Question

In ${N_2}$ molecule ,the atoms are bonded by-
(A) $1\sigma$ and $2\pi$ bonds , 2 L.P.
(B) $1\sigma$ and $1\pi$ bonds, 1L.P.
(C) $2\sigma$ and $1\pi$ bonds ,No L.P.
(D) $1\sigma$and $1\pi$bonds ,No L.P.

Answer 1

Draw the Lewis Dot Structure of the nitrogen molecule . Observe the number of electrons being shared between both the nitrogen atoms . According to the number of electrons being shared , calculate the number of bonds( bonding electrons) and lone pairs.

Complete answer:
The atomic number of Nitrogen is 7. The electronic distribution of N is 2,5. It means it has 5 valence electrons . The Lewis symbol of nitrogen will look like $:N \vdots$
Consider the nitrogen molecule and draw its Lewis Dot Structure. Before drawing Lewis Dot Structure ,we need to keep in mind a few points in mind.
While drawing the structure ,consider only the valence shell electron i.e. only 5 electrons. The octet of each atom should be complete.
Keeping all this in mind we draw the structure of ${N_2}$ molecule .
$:N \vdots \vdots N:$
Here three pairs of electrons are being shared between two nitrogen atoms, so a triple bond is formed.
$:N \equiv N:$
The octet of both the nitrogen atom is complete.
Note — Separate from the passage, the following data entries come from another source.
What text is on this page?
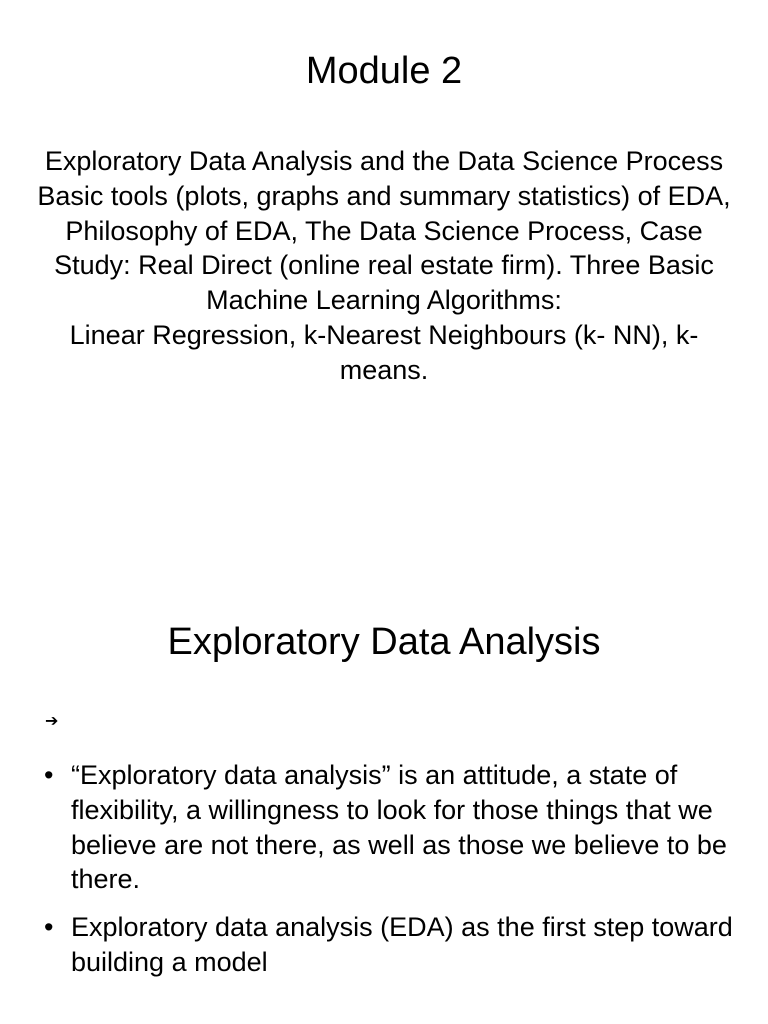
Module 2

Exploratory Data Analysis and the Data Science Process

Basic tools (plots, graphs and summary statistics) of EDA, Philosophy of EDA, The Data Science Process, Case Study: Real Direct (online real estate firm). Three Basic Machine Learning Algorithms:

Linear Regression, k-Nearest Neighbours (k- NN), k-means.

Exploratory Data Analysis
➔
• “Exploratory data analysis” is an attitude, a state of flexibility, a willingness to look for those things that we believe are not there, as well as those we believe to be there.
• Exploratory data analysis (EDA) as the first step toward building a model
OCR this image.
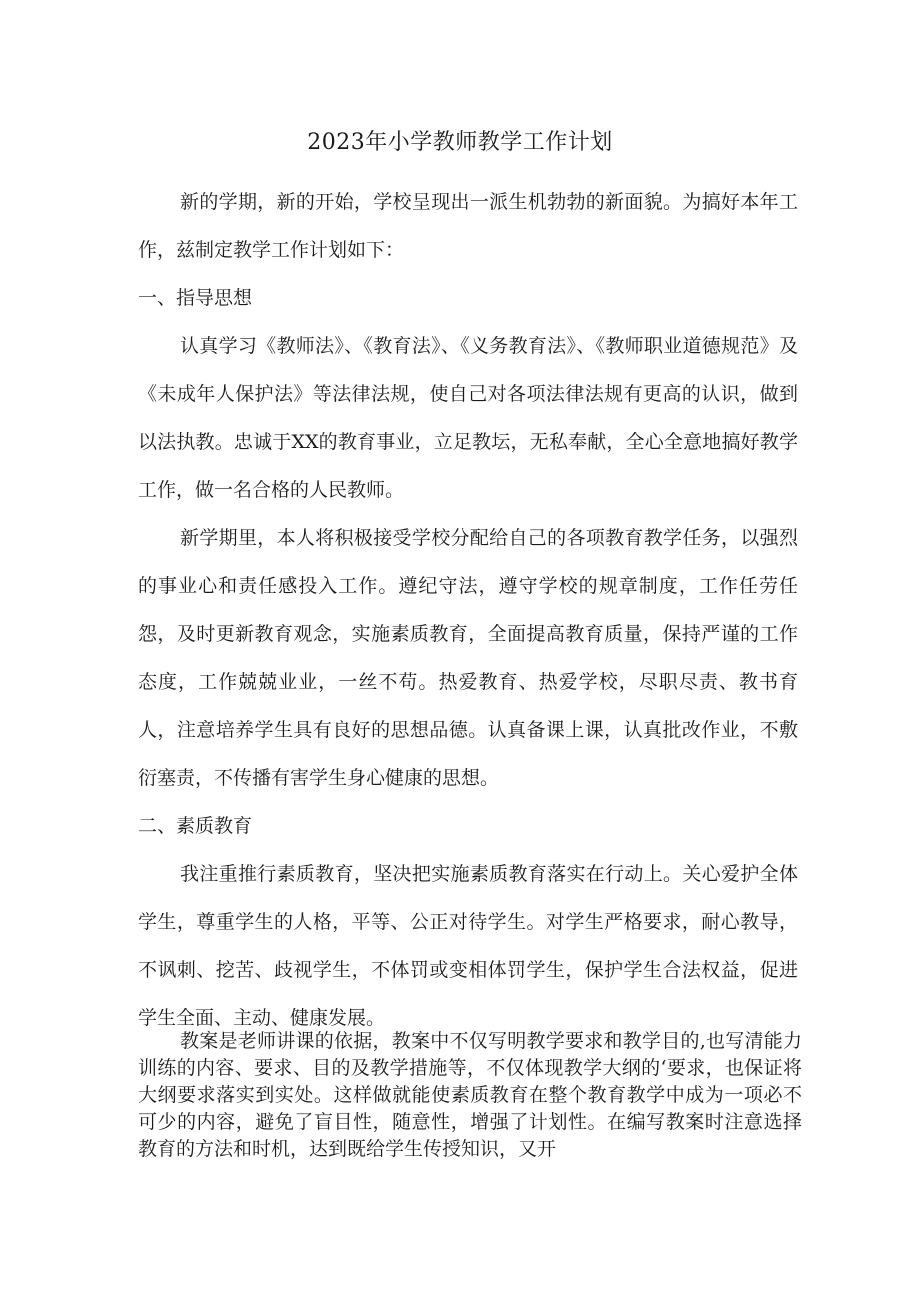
2023年小学教师教学工作计划

新的学期，新的开始，学校呈现出一派生机勃勃的新面貌。为搞好本年工作，兹制定教学工作计划如下：

一、指导思想

认真学习《教师法》、《教育法》、《义务教育法》、《教师职业道德规范》及《未成年人保护法》等法律法规，使自己对各项法律法规有更高的认识，做到以法执教。忠诚于XX的教育事业，立足教坛，无私奉献，全心全意地搞好教学工作，做一名合格的人民教师。

新学期里，本人将积极接受学校分配给自己的各项教育教学任务，以强烈的事业心和责任感投入工作。遵纪守法，遵守学校的规章制度，工作任劳任怨，及时更新教育观念，实施素质教育，全面提高教育质量，保持严谨的工作态度，工作兢兢业业，一丝不苟。热爱教育、热爱学校，尽职尽责、教书育人，注意培养学生具有良好的思想品德。认真备课上课，认真批改作业，不敷衍塞责，不传播有害学生身心健康的思想。

二、素质教育

我注重推行素质教育，坚决把实施素质教育落实在行动上。关心爱护全体学生，尊重学生的人格，平等、公正对待学生。对学生严格要求，耐心教导，不讽刺、挖苦、歧视学生，不体罚或变相体罚学生，保护学生合法权益，促进学生全面、主动、健康发展。

教案是老师讲课的依据，教案中不仅写明教学要求和教学目的,也写清能力训练的内容、要求、目的及教学措施等，不仅体现教学大纲的‘要求，也保证将大纲要求落实到实处。这样做就能使素质教育在整个教育教学中成为一项必不可少的内容，避免了盲目性，随意性，增强了计划性。在编写教案时注意选择教育的方法和时机，达到既给学生传授知识，又开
There are three bonds between two nitrogen atoms. We know that only one $\sigma$ (sigma) bond can be present between any two atoms . So ,one out of the three is a $\sigma$ bond and the rest two are $\pi$ bonds.
From the structure it is clear that 3 electrons of each atom are in bonding and each atom has a pair of nonbonding or lone pairs of electrons.
Hence, option (A) is correct.

Note:
Sigma bonds are stronger than pi bonds. Because of the presence of three bonds in nitrogen molecules, it has a very high bond enthalpy . Nitrogen gas is inert at room temperatures( at lower temperatures).